Consumer Behavior Models

By Priya Chetty on July 31, 2010

Freudian Psychoanalytical Model

The Freudian model suggests that consumers succumb to their deepest fears and longings which translate into certain purchasing decisions. Freud believed that the human personality is made up of three parts namely the “ID”, “Super Ego” and “The Ego”. The Super Ego is representative of a person’s idealized or mended behavior pattern which often mediates between the extremes.  The Ego serves as a problem solver in case a conflict arises between the Super Ego and the ID. The ID and the Super Ego are on two opposite ends of the spectrum and the Ego helps to dissolve conflicts that may arise between them. The Ego drives an individual’s behavior to satisfy the ID and the Super Ego.

The  Pavlovian Learning Model

It is the most widely accepted theory by psychologists all over the world.  The theory suggests that a buyer’s behavior is related to the learning experiences of the individual. The model takes advantage of the knowledge than a man is capable of leaving, forgetting and discriminating.  Pavlov suggested that a buyer’s behavior can be manipulated by simply influencing their human drives of stimuli and responses of the buyer.

Sociological Model

The sociological model states that an individual is influenced by the society into buying and consuming several products and not completely by the concept of the product’s utility. There are two variations of the sociological model namely that of the Nicosia model of 1966and the Howard and Sheth model of 1969.

Nicosia Model

The model is based on the relationship between the firm and its potential consumers. The organization uses means of communication such as advertisement to reach out to its consumers and the consumers respond to their advertisements by generating a purchase response.

Howard-Sheth Model

This concept became popular because it focused on the importance of inputs to the consumer buying process and suggests ways in which the consumer orders these inputs before making a final decision.
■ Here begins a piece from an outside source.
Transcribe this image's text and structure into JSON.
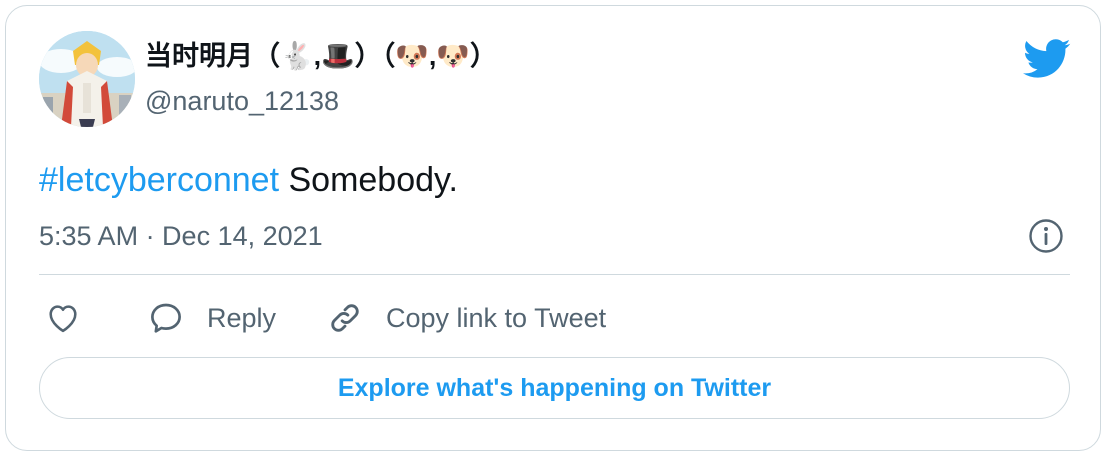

Engel-Kollat-Blackwell Model

The model made an attempt to include many factors which influence the consumer during his decision making process such as values, lifestyle, personality and culture. However, the model did not try to explain what factors shape these items and how differences in the personalities of different individuals can lead to different decision making processes. The model also does not explain how these values can be applied in a way that they can adjust to the different personality types.